Parkerfest was a daylong event held Aug. 28 in Manhattan. A combination walking tour, cocktail party and evening theater show, the event drew a terrific group of more than three dozen people from the metro area and beyond. Media coverage in the New York Observer, New York Press and L.A. Weekly helped.
The walking tour visited 13 spots that played a part in Dorothy Parker’s life. The group met at Riverside Park on the Upper West Side. The first stop was Dottie’s childhood home on West 72nd Street. It was the scene of the funniest moment of the day, and the tour was only 10 minutes along.
At the site at 214 W. 72nd, the group gathered on the sidewalk. The owner of the building came out to see what the commotion was about, and to see why 30 people were standing in front of his business, Original Shoes. As the group explained to him what was happening and who the former tenant was 99 years ago, he disappeared back into his store and came out with $10 coupons for everyone! Then he announced he would love to place a historical marker on the front of his building for Parker!
The group was in fine spirits as we walked to see the Ansonia Hotel, one of the most beautiful buildings in all of New York, and onto one of Parker’s former apartments. This was the second instance of the day of humorous coincidences. Outside the West 71st street brownstone, the owner came out to again see why a crowd was gathered on her doorstep on a quiet Saturday. She also had no idea that when she purchased the building five years ago it had such a history to it. “I’m glad,” she said, “the previous owners didn’t know about that or they would have raised the price.”
The next few stops were all on the Upper West Side: an apartment on West 68th Street, a walk around the corner to see The Dakota, and then a trek through Central Park. The weather was a little warm but otherwise it was a beautiful day for a long walk.

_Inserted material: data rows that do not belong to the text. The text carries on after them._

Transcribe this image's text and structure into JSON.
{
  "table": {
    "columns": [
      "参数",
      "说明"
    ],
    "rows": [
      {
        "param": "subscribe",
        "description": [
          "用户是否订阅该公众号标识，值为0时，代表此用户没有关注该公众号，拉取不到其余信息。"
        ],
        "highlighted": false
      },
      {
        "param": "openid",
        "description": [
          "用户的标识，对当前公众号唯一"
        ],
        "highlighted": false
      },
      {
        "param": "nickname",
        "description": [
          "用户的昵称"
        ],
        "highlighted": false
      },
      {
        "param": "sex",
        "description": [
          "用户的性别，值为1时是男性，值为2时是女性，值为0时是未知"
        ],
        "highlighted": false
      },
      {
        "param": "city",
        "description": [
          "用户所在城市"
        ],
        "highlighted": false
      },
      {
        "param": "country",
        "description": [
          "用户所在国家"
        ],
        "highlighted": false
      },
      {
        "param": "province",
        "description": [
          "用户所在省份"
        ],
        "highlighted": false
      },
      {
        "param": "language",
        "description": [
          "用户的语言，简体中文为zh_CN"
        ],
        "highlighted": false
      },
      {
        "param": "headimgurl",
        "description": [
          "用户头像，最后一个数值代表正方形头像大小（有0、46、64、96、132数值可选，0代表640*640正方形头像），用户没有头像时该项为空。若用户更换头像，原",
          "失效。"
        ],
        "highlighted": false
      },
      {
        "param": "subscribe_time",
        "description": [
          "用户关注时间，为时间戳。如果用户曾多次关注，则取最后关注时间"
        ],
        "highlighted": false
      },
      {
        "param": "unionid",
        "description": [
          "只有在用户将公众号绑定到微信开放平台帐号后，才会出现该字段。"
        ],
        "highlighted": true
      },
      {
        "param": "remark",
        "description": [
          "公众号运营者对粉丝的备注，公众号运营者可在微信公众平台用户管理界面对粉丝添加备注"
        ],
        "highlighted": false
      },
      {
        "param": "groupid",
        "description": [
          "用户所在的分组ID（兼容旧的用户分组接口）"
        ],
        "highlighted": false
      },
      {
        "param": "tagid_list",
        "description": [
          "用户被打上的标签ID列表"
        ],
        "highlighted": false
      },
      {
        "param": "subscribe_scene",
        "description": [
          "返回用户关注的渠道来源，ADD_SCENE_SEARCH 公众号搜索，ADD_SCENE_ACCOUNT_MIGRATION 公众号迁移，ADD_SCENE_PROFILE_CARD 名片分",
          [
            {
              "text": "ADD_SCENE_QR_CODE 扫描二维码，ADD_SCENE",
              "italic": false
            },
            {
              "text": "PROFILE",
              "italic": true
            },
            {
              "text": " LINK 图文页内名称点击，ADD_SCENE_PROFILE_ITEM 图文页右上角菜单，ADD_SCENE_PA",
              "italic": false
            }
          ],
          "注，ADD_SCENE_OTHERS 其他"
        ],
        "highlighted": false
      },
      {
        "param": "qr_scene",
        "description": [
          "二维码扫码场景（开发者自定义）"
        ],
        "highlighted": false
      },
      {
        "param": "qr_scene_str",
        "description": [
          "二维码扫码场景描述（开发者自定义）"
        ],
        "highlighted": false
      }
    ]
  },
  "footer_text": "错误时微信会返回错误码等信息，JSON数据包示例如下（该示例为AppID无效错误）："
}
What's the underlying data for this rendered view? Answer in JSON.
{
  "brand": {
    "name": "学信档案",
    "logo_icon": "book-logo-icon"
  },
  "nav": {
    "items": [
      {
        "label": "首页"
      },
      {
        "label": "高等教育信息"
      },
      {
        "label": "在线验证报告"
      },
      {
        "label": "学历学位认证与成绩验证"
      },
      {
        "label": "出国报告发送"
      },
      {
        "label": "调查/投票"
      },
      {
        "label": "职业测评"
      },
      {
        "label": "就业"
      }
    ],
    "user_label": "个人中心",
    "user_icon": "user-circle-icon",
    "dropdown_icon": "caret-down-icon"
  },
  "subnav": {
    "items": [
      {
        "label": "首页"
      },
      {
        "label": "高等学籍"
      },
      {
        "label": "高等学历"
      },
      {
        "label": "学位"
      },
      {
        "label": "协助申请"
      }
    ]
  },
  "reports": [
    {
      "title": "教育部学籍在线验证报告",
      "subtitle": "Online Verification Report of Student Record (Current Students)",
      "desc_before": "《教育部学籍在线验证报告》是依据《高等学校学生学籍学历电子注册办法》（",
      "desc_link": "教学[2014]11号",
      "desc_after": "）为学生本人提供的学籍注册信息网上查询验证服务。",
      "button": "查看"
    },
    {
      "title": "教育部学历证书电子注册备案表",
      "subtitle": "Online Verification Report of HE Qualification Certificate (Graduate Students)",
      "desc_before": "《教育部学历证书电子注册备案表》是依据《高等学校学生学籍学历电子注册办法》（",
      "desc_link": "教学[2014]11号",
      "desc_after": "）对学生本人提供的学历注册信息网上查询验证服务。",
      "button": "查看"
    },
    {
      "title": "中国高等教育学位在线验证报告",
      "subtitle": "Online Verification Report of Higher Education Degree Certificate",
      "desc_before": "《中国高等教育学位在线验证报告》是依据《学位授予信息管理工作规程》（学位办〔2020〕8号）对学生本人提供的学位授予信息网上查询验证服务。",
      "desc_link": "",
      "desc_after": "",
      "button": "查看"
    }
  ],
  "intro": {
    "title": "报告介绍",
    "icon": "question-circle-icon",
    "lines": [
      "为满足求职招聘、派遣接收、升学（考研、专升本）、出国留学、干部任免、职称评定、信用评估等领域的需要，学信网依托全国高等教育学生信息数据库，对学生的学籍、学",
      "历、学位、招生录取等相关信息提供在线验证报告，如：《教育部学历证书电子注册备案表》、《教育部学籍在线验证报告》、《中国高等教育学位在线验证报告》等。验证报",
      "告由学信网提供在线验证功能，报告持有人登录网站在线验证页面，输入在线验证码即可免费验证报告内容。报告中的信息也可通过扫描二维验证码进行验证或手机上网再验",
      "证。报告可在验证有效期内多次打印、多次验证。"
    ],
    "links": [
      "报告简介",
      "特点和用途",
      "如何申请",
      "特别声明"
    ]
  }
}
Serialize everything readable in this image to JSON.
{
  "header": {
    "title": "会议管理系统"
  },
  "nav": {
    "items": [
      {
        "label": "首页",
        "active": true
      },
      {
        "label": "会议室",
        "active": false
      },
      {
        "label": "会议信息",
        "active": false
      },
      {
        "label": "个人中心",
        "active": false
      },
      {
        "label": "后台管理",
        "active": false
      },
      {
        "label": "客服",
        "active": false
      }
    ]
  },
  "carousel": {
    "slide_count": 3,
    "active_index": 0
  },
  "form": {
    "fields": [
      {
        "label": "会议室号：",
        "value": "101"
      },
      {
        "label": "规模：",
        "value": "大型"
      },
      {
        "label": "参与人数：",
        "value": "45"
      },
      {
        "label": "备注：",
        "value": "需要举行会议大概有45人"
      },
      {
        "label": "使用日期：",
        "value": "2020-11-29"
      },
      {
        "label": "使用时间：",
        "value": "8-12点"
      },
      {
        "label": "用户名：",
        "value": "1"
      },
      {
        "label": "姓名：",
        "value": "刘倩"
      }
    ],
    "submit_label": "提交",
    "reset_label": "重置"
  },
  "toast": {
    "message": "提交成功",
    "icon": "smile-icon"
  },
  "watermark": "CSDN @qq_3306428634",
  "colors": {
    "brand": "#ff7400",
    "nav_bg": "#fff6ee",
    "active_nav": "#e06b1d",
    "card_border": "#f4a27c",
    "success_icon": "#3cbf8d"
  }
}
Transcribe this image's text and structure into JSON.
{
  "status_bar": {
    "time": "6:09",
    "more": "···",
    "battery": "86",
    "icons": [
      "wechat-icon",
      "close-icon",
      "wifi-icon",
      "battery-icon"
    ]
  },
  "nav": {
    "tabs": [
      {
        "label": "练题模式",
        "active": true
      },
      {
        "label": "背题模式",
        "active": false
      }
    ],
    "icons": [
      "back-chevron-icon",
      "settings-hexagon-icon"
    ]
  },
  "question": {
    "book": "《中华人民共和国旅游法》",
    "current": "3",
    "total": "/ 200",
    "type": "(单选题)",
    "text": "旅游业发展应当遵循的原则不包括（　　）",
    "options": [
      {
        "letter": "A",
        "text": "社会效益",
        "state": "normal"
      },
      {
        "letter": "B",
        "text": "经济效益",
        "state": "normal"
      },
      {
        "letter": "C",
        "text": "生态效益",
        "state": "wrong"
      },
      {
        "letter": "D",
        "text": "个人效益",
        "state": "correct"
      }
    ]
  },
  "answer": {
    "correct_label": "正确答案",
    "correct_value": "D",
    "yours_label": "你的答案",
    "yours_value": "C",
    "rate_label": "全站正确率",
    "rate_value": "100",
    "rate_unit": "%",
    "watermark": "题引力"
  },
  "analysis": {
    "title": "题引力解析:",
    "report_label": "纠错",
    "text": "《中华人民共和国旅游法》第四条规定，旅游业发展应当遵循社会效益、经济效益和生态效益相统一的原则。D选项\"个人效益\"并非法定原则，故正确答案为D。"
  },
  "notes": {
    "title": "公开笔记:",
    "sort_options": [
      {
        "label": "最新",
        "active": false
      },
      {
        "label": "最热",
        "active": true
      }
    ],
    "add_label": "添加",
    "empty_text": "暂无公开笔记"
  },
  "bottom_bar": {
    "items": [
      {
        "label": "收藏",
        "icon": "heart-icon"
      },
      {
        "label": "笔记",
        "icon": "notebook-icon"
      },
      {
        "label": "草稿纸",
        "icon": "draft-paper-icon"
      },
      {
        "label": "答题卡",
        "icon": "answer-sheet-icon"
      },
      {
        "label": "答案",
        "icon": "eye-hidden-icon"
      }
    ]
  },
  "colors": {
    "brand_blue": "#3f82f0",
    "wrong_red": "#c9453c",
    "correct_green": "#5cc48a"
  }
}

Exiting the Park, the Parkerfest moved to take a break at the Plaza Hotel. It was nearing the final leg of the walking tour and everyone was pretty beat. Along the way Amy Anderson, a talented singer and actress, had performed several Parker verse at different stops. But by now we all wanted one thing: drinks.
The tour made its way past the final locales in Dot City: Parker’s apartment where she lived with her first husband, the “21” club and the Algonquin Hotel. It was at the hotel that the tour ended and the cocktail hour got underway. The waiters were wonderful to take care of our tired group, and it was drinks all around for everyone.
By the early evening it was time for next stage of Parkerfest: a unique Off Off-Broadway play staged by two actresses who wrote their own Parker show. The group headed over to Hell’s Kitchen for Laughter and Hope and a Sock in the Eye, by Christine Hahn and Susanna Hobrath. It was wonderful. The Dorothy Parker Society handed out goodie bags to the group. Penguin Putnam Publishers donated books from their Parker catalogue and Harper Audio donated audio books of Parker stories. Christine and Susanna made Parker hand fans (much appreciated in the warm space). Very funny, the fans were printed with “I am a Dorothy Parker fan” on them. The show was terrific and we loved it.
Finally, it was time for the speakeasy tour. The tour was supposed to hit five nightspots. But when we all got to Flute on West 54th (formerly a speakeasy in the late 1920s), we were rooted there. All that walking had gotten to the group, and it was more like a nightcap than a night out!
In the end, a lot of new friendships were made and fun had by the Dorothy Parker fans gathered. We look forward to another event like it in the near future.